How the Nightmare Ended
Topic: Must Read
I just finished reading
Armageddon, by the British journalist and popular historian Max Hastings. This is his account of the last nine months of the Second World War in Europe, roughly from September 1944 to May 1945. Mr. Hastings aimed to put a human face on this European catastrophe by punctuating his narrative of great events with the stories of ordinary soldiers and civilians. The result is a bit choppy and uneven, but
Armageddon is a bracing antidote to the goo and treacle currently being pumped out by the Greatest Generation industry.
The moral absolutists of today's antiwar movement might profit by contemplating one aspect of the Second World War that Mr. Hastings discusses at some length: the Western Allies' alliance with the Stalinist Soviet Union. It's sobering indeed to be reminded that the United States and Great Britain tamely acquiesced in Stalin's conquest of Eastern Europe, which replaced Nazi tyranny with something just as bad if not worse. Poland, for whose sake Britain went to war in 1939, was cruelly abandoned to her fate by FDR, despite Churchill's protests.

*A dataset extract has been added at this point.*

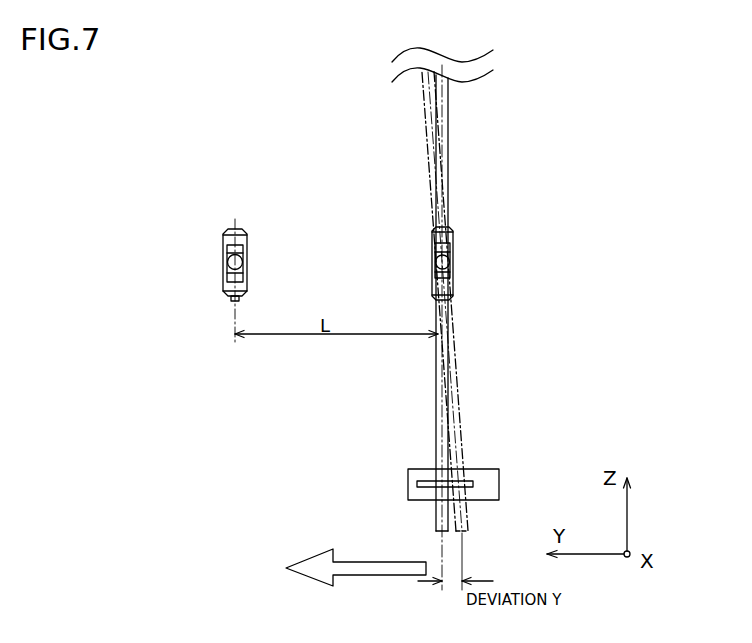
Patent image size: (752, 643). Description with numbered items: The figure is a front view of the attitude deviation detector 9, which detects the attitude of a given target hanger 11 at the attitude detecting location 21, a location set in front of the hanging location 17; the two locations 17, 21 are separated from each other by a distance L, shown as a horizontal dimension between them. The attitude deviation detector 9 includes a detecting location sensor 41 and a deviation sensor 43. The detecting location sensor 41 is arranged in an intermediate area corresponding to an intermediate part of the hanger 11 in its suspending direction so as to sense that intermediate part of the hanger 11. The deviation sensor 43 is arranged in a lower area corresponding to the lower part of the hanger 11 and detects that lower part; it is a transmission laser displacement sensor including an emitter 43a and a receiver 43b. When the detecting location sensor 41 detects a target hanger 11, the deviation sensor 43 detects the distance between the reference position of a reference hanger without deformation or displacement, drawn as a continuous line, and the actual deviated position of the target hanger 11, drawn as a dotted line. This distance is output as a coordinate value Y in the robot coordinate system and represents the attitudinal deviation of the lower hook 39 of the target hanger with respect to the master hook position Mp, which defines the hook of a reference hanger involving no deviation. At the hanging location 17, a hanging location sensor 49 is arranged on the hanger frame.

Hastings also makes clear what students of the campaign in northwest Europe have known for a long time: that the Allied armies did not perform all that well against the Germans. Poor strategic direction, slack leadership, administrative mismanagement, inferior equipment and inadequate training bedeviled the Allies from start to finish. Hastings is particularly critical of the performance of the US, British and Canadian infantry who, he claims, were no match for the Germans.
Armageddon is provocative in other ways as well. At a time when the members of our Greatest Generation are passing from the scene, it does them no dishonor to look back on a key campaign of their war with a clear eye. I'm not sure I agree with everything that Mr. Hastings asserts in his book, but I'm glad he wrote it.